On the administration consoles, why do some users get the SSL security information pop-up message with each page turn?
Users may see a security message like the one below when working with a site that uses a secure socket layer (SSL):
This site contains both secure and nonsecure items. Do you wish to display the non secure items?
This message is informing you that the site you are navigating to is a secure site. However, it will download content from a non secure site.
A secure site uses a security protocol such as SSL (Secure Sockets Layer) or PCT (Private Communications Technology) to secure the information you send and receive. Information such as your name or credit-card number, is encrypted so that it can't be read by other people. The non secure items are not encrypted. Non secure items may simply be information items or they may be information gathering items. Given what you know about this website and your computer, you must decide whether to continue working with this site.
If you do not feel confident about working with this site, click No.
Another possible reason for seeing this message is when you use your own custom domain name, but have not provided Oracle B2C Service Support with your own digital certificate. This results in your site using the *.custhelp.com certificate when it should use its own.
This message will typically display in the following situations:
- A site utilizes SSL, but some items referenced on the site, such as images hosted on other servers, are not SSL protected. In this case, the message is indicating that not all callouts are SSL protected.
- The user moves from a site that uses Secure Socket Layer (SSL) to one that does not. If SSL is used, the URL begins with https instead of http. The additional "s" in the URL indicates the SSL. Therefore, the message lets the user know that they are leaving an SSL-protected site.
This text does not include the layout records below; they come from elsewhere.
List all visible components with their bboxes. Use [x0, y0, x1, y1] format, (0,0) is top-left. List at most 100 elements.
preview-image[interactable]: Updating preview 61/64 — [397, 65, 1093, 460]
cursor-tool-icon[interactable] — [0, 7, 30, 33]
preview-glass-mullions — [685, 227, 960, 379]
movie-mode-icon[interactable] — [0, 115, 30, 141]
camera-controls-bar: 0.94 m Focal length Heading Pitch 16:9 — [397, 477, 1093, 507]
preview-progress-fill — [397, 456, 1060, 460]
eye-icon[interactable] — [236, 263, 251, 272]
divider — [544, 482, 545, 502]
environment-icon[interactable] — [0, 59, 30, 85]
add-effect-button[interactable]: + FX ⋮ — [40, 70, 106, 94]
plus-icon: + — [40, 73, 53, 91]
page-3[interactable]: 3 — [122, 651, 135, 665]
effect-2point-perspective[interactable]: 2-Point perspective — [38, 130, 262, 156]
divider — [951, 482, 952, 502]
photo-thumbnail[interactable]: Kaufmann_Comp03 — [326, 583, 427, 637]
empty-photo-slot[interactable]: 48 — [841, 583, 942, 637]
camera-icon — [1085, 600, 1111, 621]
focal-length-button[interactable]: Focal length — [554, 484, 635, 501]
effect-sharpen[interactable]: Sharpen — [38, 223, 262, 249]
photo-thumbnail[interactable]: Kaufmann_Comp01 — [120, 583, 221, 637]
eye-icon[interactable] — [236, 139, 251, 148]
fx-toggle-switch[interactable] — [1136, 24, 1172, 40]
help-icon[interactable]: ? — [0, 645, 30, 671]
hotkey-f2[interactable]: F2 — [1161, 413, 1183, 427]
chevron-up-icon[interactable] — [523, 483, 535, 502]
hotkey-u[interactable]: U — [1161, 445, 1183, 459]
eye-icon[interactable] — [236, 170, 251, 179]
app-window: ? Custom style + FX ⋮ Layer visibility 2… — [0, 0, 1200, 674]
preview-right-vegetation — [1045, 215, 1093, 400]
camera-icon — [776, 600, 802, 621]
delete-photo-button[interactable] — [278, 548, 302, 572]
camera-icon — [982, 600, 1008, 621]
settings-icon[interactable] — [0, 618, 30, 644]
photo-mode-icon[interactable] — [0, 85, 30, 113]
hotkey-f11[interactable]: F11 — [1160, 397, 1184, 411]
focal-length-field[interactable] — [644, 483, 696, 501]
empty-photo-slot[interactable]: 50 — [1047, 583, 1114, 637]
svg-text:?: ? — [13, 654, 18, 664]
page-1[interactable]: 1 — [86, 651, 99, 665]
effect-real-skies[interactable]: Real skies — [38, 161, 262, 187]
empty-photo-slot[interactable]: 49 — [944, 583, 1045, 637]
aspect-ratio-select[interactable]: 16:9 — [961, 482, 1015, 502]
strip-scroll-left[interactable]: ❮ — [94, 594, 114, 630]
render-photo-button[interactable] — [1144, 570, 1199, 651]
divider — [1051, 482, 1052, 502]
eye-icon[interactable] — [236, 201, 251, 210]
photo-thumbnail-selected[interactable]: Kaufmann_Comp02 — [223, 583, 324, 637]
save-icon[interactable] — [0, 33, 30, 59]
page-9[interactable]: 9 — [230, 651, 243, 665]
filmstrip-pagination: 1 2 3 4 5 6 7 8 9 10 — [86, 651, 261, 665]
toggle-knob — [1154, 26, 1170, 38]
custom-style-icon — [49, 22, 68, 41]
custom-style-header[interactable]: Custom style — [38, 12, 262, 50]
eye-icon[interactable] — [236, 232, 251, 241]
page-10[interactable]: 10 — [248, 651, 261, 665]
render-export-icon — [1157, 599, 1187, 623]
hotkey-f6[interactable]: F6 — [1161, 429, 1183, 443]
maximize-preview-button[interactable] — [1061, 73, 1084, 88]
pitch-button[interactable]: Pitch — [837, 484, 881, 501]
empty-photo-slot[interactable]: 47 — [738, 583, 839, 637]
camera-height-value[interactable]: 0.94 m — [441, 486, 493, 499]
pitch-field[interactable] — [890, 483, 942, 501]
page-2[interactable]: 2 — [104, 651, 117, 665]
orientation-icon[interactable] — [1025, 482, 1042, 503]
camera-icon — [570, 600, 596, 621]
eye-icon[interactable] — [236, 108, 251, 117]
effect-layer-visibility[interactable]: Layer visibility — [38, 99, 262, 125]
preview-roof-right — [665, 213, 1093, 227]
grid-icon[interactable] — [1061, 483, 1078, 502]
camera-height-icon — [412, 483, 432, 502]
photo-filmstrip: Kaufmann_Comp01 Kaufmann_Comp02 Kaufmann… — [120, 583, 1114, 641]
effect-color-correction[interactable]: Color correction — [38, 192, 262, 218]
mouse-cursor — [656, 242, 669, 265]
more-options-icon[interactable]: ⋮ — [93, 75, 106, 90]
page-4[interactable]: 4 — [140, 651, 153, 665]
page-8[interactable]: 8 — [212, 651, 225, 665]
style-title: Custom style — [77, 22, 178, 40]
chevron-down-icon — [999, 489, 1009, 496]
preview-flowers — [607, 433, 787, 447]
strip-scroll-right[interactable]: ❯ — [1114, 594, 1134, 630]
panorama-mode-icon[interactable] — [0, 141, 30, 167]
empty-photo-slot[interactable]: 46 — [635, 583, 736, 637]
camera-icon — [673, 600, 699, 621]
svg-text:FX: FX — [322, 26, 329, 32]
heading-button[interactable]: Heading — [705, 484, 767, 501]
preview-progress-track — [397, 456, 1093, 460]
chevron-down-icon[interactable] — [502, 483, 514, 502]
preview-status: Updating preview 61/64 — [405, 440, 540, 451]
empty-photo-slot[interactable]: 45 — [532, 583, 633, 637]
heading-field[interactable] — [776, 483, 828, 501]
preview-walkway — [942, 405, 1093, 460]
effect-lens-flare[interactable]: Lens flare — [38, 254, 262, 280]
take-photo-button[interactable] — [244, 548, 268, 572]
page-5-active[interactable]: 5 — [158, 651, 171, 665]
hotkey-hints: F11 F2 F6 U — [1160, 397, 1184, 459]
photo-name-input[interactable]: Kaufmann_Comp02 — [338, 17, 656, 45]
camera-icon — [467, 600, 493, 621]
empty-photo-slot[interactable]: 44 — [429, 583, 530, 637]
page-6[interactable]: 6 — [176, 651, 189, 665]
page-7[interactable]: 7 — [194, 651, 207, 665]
Users may not get the security message if they have previously clicked an option that states "Don't warn me again..." or "Always trust..." In addition, users can configure their browsers to not display these alerts. For example, in the case of mixed content messages, users can turn off the pop-up message through the path: Internet Explorer > Tools > Internet Options > Security > Custom Level > Miscellaneous > Display Mixed Content and disable the setting.
As a result, if the user sees the “Don't warn me again”-type of option, checking this box is the easiest way to avoid multiple warning messages. If your secure site includes a redirect, you may want to verify that the redirect goes to an SSL-protected site that has a URL beginning with https.
Another method to resolve the mixed content messages is to enable the SEC_END_USER_HTTPS controls. This will force all content to be delivered via HTTPS.